Green’s Dictionary of Slang

muns n.

also munds, munns
[dial. mun, the face; thus mid-19C street cry ‘One a penny, two a penny, hot cross buns, / Butter them and sugar them and put them in your muns’; Grose (1785) traces it to Ger. mund, mouth]

1. the mouth, the jaws, the face, the lips.

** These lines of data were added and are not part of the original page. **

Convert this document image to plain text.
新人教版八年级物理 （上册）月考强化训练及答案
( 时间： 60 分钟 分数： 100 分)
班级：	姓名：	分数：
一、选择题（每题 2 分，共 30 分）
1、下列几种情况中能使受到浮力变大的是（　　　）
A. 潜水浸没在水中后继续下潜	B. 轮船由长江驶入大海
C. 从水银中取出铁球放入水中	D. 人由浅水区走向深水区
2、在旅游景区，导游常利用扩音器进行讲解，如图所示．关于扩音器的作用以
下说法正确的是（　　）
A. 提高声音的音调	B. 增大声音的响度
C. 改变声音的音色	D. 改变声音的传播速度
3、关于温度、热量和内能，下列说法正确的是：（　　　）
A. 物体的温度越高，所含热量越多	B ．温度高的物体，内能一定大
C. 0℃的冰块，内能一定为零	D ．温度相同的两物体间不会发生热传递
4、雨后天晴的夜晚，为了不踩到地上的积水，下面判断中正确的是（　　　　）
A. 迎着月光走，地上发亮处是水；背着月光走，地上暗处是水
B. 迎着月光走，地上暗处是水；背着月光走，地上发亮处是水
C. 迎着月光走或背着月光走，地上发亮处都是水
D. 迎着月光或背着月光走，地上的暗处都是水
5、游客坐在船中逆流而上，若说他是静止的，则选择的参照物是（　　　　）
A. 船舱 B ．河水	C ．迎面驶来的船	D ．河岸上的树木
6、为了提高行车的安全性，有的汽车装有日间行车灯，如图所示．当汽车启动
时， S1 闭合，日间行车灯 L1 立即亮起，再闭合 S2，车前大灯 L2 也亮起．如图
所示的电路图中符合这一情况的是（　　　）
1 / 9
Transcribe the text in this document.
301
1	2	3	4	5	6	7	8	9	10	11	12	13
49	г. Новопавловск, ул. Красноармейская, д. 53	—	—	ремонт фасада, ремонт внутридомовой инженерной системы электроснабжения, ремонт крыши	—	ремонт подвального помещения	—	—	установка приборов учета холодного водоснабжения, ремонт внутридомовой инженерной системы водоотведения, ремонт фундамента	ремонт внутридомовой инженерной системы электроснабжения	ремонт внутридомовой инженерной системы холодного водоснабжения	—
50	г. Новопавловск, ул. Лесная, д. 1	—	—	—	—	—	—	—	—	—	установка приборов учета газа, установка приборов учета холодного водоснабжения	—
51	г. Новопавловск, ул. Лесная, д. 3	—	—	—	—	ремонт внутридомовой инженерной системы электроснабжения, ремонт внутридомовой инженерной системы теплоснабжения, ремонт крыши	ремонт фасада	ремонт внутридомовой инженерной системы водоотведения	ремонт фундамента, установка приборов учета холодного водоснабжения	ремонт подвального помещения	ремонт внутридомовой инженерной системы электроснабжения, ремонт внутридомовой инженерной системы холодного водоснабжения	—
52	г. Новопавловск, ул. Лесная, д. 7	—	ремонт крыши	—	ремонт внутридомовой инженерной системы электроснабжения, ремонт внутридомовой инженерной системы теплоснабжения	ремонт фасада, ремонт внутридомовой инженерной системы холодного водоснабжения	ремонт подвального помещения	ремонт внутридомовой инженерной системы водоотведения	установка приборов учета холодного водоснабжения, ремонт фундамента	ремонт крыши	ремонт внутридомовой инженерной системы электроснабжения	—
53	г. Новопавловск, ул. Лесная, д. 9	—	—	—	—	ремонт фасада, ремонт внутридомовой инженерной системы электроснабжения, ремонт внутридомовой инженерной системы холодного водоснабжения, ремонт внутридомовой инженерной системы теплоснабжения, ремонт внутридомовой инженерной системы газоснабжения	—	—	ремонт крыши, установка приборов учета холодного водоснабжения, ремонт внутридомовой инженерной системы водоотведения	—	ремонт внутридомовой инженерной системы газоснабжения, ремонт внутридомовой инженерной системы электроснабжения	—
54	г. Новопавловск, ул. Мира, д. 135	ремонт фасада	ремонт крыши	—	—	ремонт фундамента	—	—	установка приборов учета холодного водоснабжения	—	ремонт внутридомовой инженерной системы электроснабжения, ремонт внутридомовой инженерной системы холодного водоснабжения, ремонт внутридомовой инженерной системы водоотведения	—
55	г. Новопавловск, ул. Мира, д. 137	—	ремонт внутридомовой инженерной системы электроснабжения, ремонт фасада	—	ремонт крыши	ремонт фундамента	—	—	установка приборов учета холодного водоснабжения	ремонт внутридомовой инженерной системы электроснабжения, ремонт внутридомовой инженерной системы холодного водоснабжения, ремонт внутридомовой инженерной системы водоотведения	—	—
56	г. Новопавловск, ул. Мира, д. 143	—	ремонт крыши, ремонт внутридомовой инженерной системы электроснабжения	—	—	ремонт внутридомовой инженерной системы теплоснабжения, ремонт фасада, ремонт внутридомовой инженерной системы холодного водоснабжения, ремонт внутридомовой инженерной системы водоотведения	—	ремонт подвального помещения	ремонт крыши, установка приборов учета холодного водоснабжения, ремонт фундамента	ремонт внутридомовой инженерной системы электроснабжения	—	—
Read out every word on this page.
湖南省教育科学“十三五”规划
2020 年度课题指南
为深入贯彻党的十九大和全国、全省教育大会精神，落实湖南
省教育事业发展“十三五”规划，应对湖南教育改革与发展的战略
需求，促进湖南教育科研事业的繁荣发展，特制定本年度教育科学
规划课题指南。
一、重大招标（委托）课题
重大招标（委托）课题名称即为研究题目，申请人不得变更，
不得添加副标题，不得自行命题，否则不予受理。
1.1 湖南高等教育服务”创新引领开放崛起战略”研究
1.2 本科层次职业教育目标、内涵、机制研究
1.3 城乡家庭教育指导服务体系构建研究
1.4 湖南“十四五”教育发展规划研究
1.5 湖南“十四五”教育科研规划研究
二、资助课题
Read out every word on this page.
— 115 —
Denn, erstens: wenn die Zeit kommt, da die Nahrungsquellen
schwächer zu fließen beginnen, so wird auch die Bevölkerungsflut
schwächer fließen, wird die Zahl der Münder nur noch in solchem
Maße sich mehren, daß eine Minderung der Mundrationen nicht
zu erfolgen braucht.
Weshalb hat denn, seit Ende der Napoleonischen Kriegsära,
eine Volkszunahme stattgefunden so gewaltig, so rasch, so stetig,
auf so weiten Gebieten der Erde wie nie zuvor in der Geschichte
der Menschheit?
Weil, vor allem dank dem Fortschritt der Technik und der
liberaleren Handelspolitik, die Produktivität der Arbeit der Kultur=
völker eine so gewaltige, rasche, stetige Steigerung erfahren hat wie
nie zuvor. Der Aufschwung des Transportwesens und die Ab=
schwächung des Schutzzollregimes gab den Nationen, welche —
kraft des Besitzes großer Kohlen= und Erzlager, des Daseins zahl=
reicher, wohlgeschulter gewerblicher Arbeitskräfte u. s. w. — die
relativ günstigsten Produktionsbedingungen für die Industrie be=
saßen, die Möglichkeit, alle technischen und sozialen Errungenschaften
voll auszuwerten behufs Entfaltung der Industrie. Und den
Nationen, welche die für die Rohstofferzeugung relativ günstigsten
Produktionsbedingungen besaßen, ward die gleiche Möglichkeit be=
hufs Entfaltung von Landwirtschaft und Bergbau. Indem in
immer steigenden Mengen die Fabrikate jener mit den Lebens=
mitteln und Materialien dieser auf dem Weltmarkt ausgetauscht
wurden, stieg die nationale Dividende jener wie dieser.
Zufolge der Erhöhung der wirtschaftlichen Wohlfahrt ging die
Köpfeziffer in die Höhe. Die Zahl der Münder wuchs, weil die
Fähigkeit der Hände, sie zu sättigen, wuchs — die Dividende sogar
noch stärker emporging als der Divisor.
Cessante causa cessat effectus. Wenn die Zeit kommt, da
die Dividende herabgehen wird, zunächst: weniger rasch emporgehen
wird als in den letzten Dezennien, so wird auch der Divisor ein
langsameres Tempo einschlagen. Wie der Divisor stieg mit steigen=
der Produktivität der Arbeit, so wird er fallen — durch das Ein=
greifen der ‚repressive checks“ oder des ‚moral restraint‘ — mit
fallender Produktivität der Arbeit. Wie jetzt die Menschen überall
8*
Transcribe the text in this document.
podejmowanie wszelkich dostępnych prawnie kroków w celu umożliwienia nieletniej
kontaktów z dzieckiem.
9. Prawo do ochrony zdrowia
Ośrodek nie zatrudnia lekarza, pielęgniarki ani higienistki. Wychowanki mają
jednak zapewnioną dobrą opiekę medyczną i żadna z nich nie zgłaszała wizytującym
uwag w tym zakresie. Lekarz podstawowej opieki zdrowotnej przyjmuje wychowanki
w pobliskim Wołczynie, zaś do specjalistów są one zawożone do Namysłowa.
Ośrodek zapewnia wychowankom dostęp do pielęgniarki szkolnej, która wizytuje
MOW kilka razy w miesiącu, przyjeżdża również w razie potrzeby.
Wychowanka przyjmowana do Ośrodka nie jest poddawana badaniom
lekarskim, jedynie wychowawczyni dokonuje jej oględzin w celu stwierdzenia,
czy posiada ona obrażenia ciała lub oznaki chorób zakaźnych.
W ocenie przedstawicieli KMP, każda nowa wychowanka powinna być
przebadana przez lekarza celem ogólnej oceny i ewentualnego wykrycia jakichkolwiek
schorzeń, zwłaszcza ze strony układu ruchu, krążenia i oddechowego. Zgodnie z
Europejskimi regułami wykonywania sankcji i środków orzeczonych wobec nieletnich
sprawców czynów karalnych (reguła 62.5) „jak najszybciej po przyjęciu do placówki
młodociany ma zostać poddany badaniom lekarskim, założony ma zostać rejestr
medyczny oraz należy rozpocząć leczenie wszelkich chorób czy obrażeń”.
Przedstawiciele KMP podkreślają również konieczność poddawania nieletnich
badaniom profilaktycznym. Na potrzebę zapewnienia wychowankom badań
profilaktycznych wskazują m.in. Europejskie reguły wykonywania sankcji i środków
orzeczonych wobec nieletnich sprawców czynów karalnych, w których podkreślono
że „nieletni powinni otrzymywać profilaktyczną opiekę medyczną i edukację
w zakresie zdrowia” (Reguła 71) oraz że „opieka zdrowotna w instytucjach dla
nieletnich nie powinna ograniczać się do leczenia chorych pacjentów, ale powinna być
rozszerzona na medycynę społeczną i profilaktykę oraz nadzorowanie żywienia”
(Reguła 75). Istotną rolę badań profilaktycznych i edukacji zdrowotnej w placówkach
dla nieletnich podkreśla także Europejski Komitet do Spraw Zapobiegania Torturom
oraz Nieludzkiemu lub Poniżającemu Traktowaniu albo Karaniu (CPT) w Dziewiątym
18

[Ire]Head Eng. Rogue I 50: Munns, The Face.
[Ire]Head Canting Academy (2nd edn).
[UK]B.E. Dict. Canting Crew n.p.: Muns c. the Face. Toute his Muns, c. note well his Phis, or mark his Face well.
[UK]J. Shirley Triumph of Wit 195: Tout thro’ the Wicker, and see where the Gully pikes with the Gentry-mort, whose Muns is the rummest I ever touched before [Look thro’ the Window, and see where the Man walks with the Gentlewoman, whose Face is the best I ever saw before].
[UK]J. Dalton Narrative of Street-Robberies 14: She [...] call’d out furiously, Stop Thief; whereupon they cross’d the Way, that she should not have an Opportunity to rap their Muns.
[UK]J. Poulter Discoveries (1774) 43: Chive his Muns; cut his Face.
[UK]Foote The Minor 39: Why, you jade, you look as rosy this morning, I must have a smack at your muns.
[UK]G. Parker Life’s Painter 139: The first thing that was done, sir, / Was handling round the kid, / That all might smack his muns, sir.
[UK]C. Dibdin ‘Dicky Ditto’ Buck’s Delight 74: Noodle, nooble, ugly muns!
[UK]G. Andrewes Dict. Sl. and Cant.
N.Y. Morning Post 3 Apr. 2/4: An honest Hibernian standing hard by, [...] gave poor Cato such a dig in his munns, that he was no longer able to tell what he wanted.
[UK]T. Moore ‘The Milling Match’ in Farmer Musa Pedestris (1896) 87: His faithful pals the done-up Dares bore / Back to his home with tottering gams, sunk heart, / And muns and noddle pink’d in every part.
[UK]Lytton Pelham III 291: Ah, Bess, my covess, strike me blind if my sees don’t tout your bingo muns in spite of the darkmans.
[UK] ‘Her Muns with a Grin’ Swell!!! or, Slap-Up Chaunter 50: Her muns vith a grin, vhich no velvet could vin.
[UK]‘May Day Morning’ in Capt. Morris’s Songs in Spedding & Watt (eds) Bawdy Songbooks (2011) III 222: Then Moll she began for to row, / And a lick in the muns gave him warning.
[UK]Flash Dict. in Sinks of London Laid Open.
[UK]Hotten Dict. of Modern Sl. etc.
[UK]Hotten Sl. Dict.

2. in ext. use, the whole person.

[UK]Bloody Register III 169: Jenny [...] gives the hint to her companions to bulk the Muns forward (that is, push).

In phrases

rum muns (n.)

a handsome man.

[UK] Ordinary of Newgate Account 18 Mar. 🌐 She observ’d a Gentleman who was a very Rum Muns, (that is, a great Beau).